The book was recently banned by Lake County Public Schools in central Florida, only to be returned to shelves after the book’s authors filed a lawsuit.
While Lake County has permitted Tango to return to shelves, the overall law still allows for other titles with LGBTQ themes or characters to be restricted, and the authors’ lawsuit has been transferred to U.S. District Court for the Northern District of Florida, due to Escambia County’s decision to remove the book from its library collections.
At the same time, the county faces a separate lawsuit from free speech and expression advocate PEN America, publishing house Penguin Random House, LLC, authors whose works have been removed from libraries, and the parents of children in the county who object to the removal of those books.
The lawsuit contends that the book removals in Escambia County are a form of viewpoint discrimination based on ideological objections to the books’ contents or disagreement with their messages, violate the First Amendment rights of the parent plaintiffs and their children by restricting their right to receive information, and violate the Fourteenth Amendment by disproportionately targeting books by non-white and/or LGBTQ authors or books with themes relating to race, gender, or sexual orientation.
But Moody argues that Escambia County’s removal of books with LGBTQ content is justified, and the lawsuit against the county should be dismissed.
“Plaintiffs challenge ‘the decisions of the Escambia County School Board (“the School Board”) to remove and restrict’ certain materials in ‘public school libraries within the Escambia County School District.’ The restrictions, Plaintiffs say, violate the First Amendment because the government may not restrict access to materials ‘based on viewpoint’ or ‘deny students access to ideas with which’ the ‘school board disagrees,'” Moody wrote.
“But public school systems make value-based judgments like that every day. They exclude materials like Nazi propaganda because they disagree that Nazis were wonderful, regardless of any educational value the materials may have.”
“Viewpoint-based educational choices are constitutionally permissible because public-school systems, including their libraries, convey the government’s message, and, when the government speaks, it may ‘regulate the content of…its own message,’ ‘including choosing not to speak and speaking through the removal of speech that the government disapproves,'” Moody continued.
“Plaintiffs — who include the authors and publishers of certain books restricted by Defendant — are free to take their concerns to the ballot box. But they have no constitutional right to inculcate Florida’s schoolchildren with their preferred ideas through Florida’s school libraries.”
More troublingly, Moody argues that schools and their libraries exist to push the “government’s message.”
“[F]lorida’s public-school libraries are a forum for government, not private, speech,” she writes in her brief. “And when the government speaks, it can freely select the views that it wants to express, including choosing not to speak and speaking through the removal of speech that the government disapproves.”
If the courts were to adopt Moody’s view of the government’s ability to censor ideas, it would have significant consequences, not only regarding the ability of students to access books in schools, but also for the First Amendment.
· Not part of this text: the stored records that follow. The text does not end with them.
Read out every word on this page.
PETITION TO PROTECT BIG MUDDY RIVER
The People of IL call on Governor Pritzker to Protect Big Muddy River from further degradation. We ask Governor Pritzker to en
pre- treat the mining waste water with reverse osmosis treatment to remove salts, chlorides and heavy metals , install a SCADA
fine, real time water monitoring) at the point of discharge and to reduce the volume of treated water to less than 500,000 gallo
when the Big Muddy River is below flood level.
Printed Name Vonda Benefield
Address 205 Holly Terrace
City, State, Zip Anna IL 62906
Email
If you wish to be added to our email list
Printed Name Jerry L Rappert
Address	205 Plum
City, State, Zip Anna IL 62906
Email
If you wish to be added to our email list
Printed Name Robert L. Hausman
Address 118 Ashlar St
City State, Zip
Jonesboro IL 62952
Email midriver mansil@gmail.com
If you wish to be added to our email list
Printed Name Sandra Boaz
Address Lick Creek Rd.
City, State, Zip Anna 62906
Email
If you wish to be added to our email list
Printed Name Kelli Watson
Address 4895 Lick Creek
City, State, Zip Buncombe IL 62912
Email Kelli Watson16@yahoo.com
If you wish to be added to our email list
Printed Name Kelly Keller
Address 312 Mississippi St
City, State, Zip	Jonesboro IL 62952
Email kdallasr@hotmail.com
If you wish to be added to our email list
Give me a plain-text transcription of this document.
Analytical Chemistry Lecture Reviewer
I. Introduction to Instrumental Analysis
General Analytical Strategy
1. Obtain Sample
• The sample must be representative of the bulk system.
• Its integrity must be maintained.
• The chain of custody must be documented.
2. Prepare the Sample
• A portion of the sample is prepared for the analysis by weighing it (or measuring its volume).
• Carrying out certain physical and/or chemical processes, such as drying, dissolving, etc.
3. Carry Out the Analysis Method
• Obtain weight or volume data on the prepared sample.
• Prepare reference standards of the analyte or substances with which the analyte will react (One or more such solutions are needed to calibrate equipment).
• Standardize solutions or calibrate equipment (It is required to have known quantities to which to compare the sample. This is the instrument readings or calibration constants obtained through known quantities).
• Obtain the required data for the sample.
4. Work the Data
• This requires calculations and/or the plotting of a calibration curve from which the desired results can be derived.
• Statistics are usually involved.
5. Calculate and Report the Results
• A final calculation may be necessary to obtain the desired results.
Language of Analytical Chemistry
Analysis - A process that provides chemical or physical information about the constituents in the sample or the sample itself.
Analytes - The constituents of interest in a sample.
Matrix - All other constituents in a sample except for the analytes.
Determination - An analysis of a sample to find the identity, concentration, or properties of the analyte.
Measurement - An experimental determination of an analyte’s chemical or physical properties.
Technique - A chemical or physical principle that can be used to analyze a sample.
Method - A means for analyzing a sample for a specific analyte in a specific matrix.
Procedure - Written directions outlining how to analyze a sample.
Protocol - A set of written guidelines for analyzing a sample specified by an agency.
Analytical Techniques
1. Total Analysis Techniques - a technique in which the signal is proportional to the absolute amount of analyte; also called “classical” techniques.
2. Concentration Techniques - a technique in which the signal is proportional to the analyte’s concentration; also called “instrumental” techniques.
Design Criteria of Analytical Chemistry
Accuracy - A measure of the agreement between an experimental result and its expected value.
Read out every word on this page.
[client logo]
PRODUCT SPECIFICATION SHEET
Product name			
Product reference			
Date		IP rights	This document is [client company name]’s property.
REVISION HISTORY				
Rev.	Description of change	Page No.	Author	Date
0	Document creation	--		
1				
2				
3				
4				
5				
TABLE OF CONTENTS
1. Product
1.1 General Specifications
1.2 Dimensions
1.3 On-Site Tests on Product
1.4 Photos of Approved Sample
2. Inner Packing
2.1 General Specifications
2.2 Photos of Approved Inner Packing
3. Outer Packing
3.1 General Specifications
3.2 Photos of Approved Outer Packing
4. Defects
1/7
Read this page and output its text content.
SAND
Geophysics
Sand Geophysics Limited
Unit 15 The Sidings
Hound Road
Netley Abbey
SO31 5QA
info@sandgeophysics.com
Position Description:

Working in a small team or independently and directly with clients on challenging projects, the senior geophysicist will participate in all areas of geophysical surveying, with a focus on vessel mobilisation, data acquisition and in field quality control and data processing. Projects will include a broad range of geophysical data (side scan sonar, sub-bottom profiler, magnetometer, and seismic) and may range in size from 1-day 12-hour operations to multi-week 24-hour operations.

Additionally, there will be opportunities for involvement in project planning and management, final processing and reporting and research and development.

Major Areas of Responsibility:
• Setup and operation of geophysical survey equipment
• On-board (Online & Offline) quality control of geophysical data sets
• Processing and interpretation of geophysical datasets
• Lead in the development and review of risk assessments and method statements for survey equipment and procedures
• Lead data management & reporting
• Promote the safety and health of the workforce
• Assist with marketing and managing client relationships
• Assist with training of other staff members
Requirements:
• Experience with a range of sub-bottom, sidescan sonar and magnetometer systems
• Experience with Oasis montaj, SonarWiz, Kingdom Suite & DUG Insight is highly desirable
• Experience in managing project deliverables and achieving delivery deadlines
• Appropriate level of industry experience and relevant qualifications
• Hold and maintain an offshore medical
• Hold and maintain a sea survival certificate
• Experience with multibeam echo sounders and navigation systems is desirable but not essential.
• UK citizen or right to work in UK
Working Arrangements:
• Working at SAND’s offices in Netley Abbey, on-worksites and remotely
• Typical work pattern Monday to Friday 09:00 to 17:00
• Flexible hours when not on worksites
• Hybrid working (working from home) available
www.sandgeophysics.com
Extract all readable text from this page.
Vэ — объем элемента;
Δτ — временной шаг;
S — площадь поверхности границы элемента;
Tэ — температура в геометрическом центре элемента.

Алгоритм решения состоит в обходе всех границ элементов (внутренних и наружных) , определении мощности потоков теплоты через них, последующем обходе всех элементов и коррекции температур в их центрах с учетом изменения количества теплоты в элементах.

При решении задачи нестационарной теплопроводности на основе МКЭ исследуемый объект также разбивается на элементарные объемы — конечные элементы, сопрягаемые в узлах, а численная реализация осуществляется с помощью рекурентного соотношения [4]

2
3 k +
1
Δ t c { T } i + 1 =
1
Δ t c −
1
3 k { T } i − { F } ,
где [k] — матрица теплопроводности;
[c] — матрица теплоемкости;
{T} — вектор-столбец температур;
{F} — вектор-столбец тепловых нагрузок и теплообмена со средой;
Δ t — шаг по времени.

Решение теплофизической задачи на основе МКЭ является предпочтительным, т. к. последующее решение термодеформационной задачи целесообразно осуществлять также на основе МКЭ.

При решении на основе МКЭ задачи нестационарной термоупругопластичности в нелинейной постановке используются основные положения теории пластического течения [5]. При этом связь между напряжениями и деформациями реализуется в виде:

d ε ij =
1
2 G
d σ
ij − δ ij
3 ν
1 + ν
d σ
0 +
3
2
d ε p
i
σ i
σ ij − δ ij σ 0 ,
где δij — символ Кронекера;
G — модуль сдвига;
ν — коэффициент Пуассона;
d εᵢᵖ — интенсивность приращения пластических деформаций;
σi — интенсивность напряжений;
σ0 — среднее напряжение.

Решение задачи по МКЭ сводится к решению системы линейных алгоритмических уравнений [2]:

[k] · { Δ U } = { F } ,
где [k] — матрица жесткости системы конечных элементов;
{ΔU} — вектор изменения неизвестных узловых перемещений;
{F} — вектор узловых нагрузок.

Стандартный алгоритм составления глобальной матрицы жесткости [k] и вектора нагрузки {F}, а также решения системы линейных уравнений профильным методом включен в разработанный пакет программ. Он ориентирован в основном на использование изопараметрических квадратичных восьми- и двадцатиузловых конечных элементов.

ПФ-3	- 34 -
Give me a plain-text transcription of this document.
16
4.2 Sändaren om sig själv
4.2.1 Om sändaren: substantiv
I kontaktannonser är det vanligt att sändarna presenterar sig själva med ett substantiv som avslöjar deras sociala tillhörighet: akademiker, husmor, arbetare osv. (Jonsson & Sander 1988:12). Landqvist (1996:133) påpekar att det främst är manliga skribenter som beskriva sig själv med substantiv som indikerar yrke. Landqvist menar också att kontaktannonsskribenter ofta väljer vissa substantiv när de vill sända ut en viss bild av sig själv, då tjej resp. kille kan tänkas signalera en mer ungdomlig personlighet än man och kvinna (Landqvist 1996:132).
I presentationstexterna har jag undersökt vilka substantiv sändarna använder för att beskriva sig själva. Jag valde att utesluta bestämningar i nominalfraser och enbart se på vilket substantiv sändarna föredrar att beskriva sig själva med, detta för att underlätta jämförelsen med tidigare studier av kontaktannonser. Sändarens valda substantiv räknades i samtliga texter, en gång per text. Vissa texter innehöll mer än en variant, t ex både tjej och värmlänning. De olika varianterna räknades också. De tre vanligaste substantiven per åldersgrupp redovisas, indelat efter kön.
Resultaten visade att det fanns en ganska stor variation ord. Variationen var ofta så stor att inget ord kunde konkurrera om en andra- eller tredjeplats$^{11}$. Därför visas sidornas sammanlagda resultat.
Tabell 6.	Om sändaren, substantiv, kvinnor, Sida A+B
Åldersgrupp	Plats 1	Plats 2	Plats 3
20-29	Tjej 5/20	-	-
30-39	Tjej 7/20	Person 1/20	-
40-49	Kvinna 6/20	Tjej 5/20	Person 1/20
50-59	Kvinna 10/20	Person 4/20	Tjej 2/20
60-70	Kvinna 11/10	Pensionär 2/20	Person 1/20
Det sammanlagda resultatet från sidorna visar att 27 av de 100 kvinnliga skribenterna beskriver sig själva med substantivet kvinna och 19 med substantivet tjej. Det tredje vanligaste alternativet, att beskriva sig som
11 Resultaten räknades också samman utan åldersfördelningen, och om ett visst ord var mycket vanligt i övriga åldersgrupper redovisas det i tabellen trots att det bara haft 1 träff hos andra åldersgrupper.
“It would upend 100 years of established First Amendment precedent,” Peter Bromberg, associate director of EveryLibrary, an anti-book banning organization, told USA Today. “This is such a far departure and would have such a ripple effect.”
Shalini Goel Agarwal, counsel for Protect Democracy, which is representing the Escambia County plaintiffs, said Moody appears to be arguing “that a school official has unfettered discretion to decide what is in the library, or what library books are taken out, and they can take them out for any reason at all, even for discriminatory reasons.”
Other critics of Moody’s argument note that such a view conflicts with the idea — promoted by Florida Gov. Ron DeSantis and other Republicans in the state — that the “Don’t Say Gay” law is intended to empower parental rights.
“There’s considerable irony in that those who seek to limit access to books in school libraries often say they’re fighting for parental rights,” Ken Paulson, the director of the Free Speech Center at Middle Tennessee State University, told the Tallahassee Democrat.
“If government speech determines what books can be in the library, the government is essentially saying your children can only see the ideas that the government has approved. That’s not parental rights — that’s authoritarianism.”